California and Pennsylvania, of the surveyed jurisdictions, both have quid pro quo arrangements.  For example, in California, the state Supreme Court used to send copies of the briefs to certain public law libraries but stopped the practice when it made a deal with Court Records Service (later acquired by West Publishing) whereby the court receives microfiche copies in return for providing the briefs.

Massachusetts has what seems like an odd arrangement whereby briefs are scanned once at the Clerk’s Office, then sent to Westlaw, where they are scanned again and later returned.

To write the paper the student called librarians, court clerks, reporters of decisions, and the vendors.  None of the surveyed court staff members reported any attorney dissatisfaction with the practice of providing briefs to the vendors.  And in one state, the Reporter of Decisions speculated that attorneys actually liked “the free advertising.”  And many clerks were surprised that this has become an issue at all since the documents are public records.

Yes, they are public records but that doesn’t mean they are in the public domain.  Yet who wins if a court rules that Westlaw and LexisNexis are infringing authors’ copyright?  My student thinks that the attorney authors are really the only winners (if they receive royalties) and most of them have already received substantial compensation for writing these briefs and all other players (the courts, the public) are losers.   I hope that in the spirit of pro bono most attorneys will continue to make their appellate briefs available to all the world and not press ownership claims (with perhaps some sort of opt-out provision for the rare instances when, for privacy or other sensitive concerns, certain briefs should not be published).   It would also be a better world if LexisNexis and Westlaw could also take responsible pro bono actions here, as suggested by Ed Connor and not profit from the work product of those in the private sector.

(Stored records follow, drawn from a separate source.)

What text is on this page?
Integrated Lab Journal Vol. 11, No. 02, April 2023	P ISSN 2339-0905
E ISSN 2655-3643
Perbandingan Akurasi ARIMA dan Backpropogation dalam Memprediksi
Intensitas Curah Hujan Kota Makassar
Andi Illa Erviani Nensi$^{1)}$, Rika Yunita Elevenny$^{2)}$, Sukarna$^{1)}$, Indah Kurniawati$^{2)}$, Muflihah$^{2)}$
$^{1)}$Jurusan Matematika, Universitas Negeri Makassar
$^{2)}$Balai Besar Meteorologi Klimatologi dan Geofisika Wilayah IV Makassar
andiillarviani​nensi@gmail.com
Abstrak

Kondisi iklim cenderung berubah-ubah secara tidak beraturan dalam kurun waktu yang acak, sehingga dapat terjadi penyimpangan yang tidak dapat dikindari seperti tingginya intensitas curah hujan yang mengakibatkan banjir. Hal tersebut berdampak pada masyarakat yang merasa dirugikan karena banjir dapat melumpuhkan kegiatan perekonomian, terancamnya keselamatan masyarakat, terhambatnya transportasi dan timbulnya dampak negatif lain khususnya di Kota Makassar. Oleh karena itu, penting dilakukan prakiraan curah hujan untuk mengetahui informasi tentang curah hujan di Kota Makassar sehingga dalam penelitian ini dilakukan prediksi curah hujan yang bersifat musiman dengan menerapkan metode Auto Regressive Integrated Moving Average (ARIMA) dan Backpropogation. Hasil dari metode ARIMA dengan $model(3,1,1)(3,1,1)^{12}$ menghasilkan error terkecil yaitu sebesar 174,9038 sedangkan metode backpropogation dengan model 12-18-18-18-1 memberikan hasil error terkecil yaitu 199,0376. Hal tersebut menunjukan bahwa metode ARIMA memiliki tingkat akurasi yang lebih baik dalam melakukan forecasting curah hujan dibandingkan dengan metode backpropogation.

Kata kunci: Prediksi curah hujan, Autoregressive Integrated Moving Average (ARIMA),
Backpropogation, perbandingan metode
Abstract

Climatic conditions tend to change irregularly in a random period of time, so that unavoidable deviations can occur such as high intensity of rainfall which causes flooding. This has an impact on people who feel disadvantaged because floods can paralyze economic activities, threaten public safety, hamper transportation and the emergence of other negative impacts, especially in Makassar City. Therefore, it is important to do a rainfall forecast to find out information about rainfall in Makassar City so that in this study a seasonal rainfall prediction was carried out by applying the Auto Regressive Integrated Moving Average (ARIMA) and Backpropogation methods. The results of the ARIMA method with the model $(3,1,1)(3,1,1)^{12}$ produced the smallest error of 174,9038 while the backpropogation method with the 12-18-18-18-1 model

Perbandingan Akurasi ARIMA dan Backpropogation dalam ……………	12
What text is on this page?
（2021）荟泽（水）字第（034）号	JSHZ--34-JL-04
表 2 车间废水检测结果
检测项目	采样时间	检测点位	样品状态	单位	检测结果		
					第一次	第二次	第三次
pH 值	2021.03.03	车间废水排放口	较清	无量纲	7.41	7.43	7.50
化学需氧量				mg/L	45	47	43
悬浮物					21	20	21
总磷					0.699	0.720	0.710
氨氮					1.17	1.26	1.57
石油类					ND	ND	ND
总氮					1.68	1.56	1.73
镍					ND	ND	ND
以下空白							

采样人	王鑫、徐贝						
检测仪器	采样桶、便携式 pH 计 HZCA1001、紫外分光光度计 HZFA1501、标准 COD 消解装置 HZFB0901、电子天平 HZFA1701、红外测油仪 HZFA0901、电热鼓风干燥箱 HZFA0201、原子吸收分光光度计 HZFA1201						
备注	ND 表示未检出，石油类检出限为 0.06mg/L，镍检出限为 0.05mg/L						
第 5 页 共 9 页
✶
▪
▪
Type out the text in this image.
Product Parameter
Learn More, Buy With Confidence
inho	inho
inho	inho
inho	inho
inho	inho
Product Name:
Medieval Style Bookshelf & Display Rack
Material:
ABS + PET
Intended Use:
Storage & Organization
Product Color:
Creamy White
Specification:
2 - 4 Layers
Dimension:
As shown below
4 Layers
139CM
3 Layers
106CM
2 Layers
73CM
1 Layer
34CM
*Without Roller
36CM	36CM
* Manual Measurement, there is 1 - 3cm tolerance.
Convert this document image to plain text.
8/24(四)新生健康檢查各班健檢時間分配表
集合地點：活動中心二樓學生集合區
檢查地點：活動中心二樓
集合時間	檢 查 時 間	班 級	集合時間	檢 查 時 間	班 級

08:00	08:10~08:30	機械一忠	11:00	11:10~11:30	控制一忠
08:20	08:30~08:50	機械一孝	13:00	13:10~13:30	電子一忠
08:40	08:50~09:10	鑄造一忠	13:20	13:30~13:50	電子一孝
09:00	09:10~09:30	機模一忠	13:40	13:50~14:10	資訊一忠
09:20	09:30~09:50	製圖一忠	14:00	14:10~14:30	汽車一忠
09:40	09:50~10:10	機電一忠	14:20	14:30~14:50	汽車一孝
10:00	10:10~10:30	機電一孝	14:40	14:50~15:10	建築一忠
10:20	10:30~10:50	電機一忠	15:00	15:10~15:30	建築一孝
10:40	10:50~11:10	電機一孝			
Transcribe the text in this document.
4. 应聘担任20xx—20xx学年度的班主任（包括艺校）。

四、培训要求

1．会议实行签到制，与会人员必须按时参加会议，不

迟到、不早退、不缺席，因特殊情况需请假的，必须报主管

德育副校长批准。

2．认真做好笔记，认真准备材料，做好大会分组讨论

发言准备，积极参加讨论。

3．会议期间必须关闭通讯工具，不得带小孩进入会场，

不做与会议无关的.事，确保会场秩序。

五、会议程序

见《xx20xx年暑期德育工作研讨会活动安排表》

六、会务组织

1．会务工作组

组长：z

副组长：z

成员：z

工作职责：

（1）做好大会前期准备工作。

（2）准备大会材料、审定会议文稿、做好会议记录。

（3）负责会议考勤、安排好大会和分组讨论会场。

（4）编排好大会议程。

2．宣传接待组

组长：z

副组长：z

Here’s the cite to my student’s paper:  Bryan Jarrett, Vending Appellate Briefs: The practice, its future, and implications if found illegal.   Submitted October 30, 2010.

Abstract:

This paper analyzes the collection and sale of appellate briefs.  It presents the findings of a survey of seventeen jurisdictions.  The paper discusses how Westlaw and LexisNexis access the briefs, whether they have structured mutually beneficial agreements with the courts that provide the briefs, whether attorneys commonly object to the sale of their briefs, the likely future of the industry, and the potential policy implications of a successful legal challenge to the industry’s practices.

Authentication of Primary Legal Materials and Pricing Options

Always worth reading is Intersect Alert, the one published by the SLA San Francisco Bay Region Chapter (and not to be confused with Chuck Bartowski’s Intersect).

This item about a new California Office of Legislative Counsel white paper is from the most recent issue:

Authentication of Primary Legal Materials and Pricing Options
“The recent passage of the Uniform Electronic Legal Material Act (UELMA) has brought to the forefront the issue of costs of authenticating primary legal materials in electronic format. This white paper briefly reviews five methods of electronic authentication. These methods are based on trustworthiness, file types, effort to implement, and volume of electronic documents to be authenticated. Six sample solutions are described and their relative costs are compared. The white paper also frames the legal landscape and background of authentication for primary legal materials in electronic format, and provides context and points to applicable resources. The aim of this collective effort is to promote the understanding of costs related to authentication and invite further discussion on the issue.”